Non seulement les autorités de l’Église catholique ont créé un nouveau rite de la messe, mais elles ont immédiatement et incroyablement interdit l’utilisation de l’ancien rite consacré. En effet, les cinquante dernières années ont été une lutte pour les personnes qui voulaient utiliser l’ancien rite, dont les origines remontent à l’époque de saint Grégoire le Grand et qui a été vécu et expérimenté par presque tous les saints d’Occident depuis lors. Ce fut une lutte pour obtenir le droit d’être fidèle à ce rite des saints. Cinquante ans d’humiliation, de dérision et de tentatives pour survivre. Le pontificat actuel a déclaré en substance que l’ancien rite n’avait pas le droit d’exister et que le fait qu’il soit désormais autorisé à être utilisé n’était qu’une mesure temporaire. En quoi les autorités de l’Église catholique d’aujourd’hui sont-elles différentes de celles qui ont imposé la marginalisation des vieux croyants en Russie ?

Les autorités actuelles de l’Église catholique disent que les catholiques n’ont qu’une seule messe, qu’un seul rite.
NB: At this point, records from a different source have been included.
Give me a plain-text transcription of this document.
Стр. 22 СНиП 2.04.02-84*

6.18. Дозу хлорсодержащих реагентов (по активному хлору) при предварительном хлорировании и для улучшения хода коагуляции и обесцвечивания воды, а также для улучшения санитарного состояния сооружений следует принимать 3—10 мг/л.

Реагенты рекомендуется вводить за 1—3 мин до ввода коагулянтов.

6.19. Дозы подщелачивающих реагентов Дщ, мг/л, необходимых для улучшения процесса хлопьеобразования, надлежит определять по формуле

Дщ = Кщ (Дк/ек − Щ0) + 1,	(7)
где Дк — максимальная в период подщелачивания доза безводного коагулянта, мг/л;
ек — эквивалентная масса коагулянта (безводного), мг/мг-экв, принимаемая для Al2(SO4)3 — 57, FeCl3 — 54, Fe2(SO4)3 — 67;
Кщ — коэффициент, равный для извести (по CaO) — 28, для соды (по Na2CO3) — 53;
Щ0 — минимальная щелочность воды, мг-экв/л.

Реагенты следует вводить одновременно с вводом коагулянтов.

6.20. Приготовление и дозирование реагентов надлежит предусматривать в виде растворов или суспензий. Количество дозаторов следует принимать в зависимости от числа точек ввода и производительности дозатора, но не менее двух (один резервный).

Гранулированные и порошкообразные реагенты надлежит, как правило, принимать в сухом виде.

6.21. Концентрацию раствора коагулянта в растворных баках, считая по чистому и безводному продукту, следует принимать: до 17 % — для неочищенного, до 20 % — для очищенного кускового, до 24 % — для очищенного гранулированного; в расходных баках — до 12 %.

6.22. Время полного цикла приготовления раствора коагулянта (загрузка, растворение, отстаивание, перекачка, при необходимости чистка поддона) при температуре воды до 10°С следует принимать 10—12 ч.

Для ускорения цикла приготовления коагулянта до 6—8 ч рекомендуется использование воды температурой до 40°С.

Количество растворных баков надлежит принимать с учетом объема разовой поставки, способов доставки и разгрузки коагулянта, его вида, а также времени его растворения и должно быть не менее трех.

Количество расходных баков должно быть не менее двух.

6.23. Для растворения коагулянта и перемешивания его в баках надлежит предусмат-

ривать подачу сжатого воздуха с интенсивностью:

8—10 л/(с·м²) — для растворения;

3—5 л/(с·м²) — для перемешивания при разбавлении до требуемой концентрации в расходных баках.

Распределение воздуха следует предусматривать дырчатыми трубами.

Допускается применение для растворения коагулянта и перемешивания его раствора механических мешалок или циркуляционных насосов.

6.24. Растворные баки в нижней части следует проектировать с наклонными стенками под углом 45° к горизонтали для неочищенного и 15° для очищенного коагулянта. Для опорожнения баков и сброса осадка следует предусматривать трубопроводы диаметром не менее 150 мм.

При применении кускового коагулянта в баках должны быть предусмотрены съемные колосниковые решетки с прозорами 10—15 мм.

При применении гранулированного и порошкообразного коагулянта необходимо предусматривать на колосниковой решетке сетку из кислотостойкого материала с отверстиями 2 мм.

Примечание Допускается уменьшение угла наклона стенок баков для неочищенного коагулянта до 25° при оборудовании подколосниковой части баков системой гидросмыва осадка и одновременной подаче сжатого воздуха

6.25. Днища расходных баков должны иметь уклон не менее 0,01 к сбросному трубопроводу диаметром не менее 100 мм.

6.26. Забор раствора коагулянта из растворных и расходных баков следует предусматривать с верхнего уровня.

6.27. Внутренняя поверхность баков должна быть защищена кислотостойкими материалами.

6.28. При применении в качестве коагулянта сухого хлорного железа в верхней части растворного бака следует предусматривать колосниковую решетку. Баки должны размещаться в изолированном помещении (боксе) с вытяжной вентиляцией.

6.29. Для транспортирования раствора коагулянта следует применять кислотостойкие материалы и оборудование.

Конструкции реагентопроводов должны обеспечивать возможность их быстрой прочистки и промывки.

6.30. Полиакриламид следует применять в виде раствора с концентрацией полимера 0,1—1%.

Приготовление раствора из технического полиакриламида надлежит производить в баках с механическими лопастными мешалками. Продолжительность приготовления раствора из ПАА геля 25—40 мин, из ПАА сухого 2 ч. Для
Elles essaient même de pervertir et de “diversifier” ce rite unique pour plaire à l’époque actuelle. On constate souvent que de nombreux prêtres de l’Église catholique célèbrent le nouveau rite de la Messe ad libitum, insérant des changements et des ajouts de leur propre initiative, en faisant appel à de prétendus objectifs pastoraux ; ils peuvent changer la Messe d’une manière ou d’une autre, sans parler de la liturgie dans le Chemin néocatéchuménal et le Mouvement charismatique, ou des inculturations proposées.

En définitive, qu’avons-nous ? Liturgiquement, le catholicisme s’est égaré. Il est allé à la rencontre des protestants, leur tendant les bras, et les protestants se sont détournés et sont allés plus loin, vers le sacerdoce féminin et, en général, vers la dilution de l’idée même de christianisme. Le catholicisme s’est retrouvé avec des bras vides et tendus. Il ne s’est pas rapproché des protestants (même si, dès le départ, il aurait dû être clair que cette approche était irréaliste). Simultanément, le catholicisme s’est éloigné de l’Orient, qui s’appuie sur la Tradition ; en fait, il est allé si loin que la ligne rouge entre le protestantisme et le catholicisme est aujourd’hui diluée dans l’esprit des orthodoxes, qu’il s’agisse de théologiens ou de simples croyants.

Bien entendu, je n’appelle à aucune action spécifique, ce serait trop présomptueux. J’ai simplement voulu partager la douleur qu’éprouve un croyant orthodoxe dont la foi est fondée sur la Tradition sacrée lorsqu’il regarde l’Église catholique d’aujourd’hui. Cependant, je veux croire que le Christ, qui désire l’unité de ses disciples, ramènera dans la communion les Églises historiques d’Orient et d’Occident avec la succession apostolique, les unira avec l’amour qu’avaient les saints qui ont créé ce trésor de foi et de liturgie – la vie éternelle et impérissable de l’Église, fondée sur la Tradition sacrée dans l’Esprit Saint.